Solvomorphs of tyraminium 5,5-diethylbarbiturate: a rare example of the barbiturate R33(12) hydrogen-bond motif and a crystal structure with Z' = 4

In the past two decades, the solvomorphism phenomenon in organic materials has attracted much attention, especially in the pharmaceutical and materials industries. Cocrystallization with solvent molecules can lead to modified physical and chemical properties of materials. We present here two new solvomorphs (pseudopolymorphs) of tyraminium 5,5-diethylbarbiturate [2-(4-hydroxyphenyl)ethanaminium 5,5-diethyl-2,4,6-trioxotetrahydro-2H-pyrimidin-1-ide, C₈H₁₂NO⁺·C₈H₁₁N₂O₃^-] with unusual structural features. Pseudopolymorph (I) follows the symmetry of the P2₁/n space group and has four tyraminium cations, four barbitalate anions and four molecules of chloroform in the asymmetric unit. Pseudopolymorph (II) crystallizes in the space group R-3c with one tyraminium cation, one barbitalate anion and a small amount of disordered solvent (ethanol and water) located in the cavities. Hirshfeld surface analysis and the Non-Covalent Interaction (NCI) index were used to examine and compare the crystal packing features and intermolecular interactions in (I) and (II). Both materials crystallize with large unit cells and contain nontypical barbitalate ions formed through deprotonation of the barbital N3 position.
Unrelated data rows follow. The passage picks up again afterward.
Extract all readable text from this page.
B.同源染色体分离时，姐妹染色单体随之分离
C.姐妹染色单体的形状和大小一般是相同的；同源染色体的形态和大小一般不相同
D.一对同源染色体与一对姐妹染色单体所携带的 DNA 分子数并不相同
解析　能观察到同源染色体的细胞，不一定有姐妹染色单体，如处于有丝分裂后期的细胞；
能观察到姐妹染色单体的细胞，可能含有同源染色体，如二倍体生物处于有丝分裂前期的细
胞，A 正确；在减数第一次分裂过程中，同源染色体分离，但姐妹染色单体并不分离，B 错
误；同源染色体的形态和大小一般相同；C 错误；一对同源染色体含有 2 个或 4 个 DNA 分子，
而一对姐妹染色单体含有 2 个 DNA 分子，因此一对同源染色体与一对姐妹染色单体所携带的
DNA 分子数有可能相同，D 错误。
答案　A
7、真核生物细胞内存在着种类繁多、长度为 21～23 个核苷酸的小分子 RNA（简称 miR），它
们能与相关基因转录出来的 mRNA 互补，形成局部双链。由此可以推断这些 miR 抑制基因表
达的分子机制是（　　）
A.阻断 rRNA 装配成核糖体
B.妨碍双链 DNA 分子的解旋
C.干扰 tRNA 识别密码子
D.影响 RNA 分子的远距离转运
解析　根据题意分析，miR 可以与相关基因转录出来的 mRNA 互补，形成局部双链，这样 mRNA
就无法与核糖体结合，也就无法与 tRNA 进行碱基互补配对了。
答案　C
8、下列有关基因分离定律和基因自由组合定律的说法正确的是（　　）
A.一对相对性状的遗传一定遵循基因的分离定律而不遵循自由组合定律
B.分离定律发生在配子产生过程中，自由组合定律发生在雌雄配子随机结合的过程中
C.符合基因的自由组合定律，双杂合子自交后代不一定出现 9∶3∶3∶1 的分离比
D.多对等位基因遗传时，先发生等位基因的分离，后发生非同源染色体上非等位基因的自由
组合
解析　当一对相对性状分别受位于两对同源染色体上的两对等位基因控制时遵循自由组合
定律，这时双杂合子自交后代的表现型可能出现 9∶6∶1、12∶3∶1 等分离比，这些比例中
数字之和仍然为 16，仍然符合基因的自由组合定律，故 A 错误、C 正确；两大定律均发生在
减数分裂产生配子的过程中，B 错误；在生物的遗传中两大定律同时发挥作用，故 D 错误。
Pseudopolymorph (I) is an example of a crystal structure with a rarely observed value of Z' = 4. Analysis of the hydrogen-bond patterns in (II) showed an unusual arrangement of three barbitalate anions in R₃³(12) rings, which is the first example of such a hydrogen-bond motif in barbital structures. The mutual arrangement of the ions in the crystal structure of (II) leads to the formation of specific cavities along the c direction.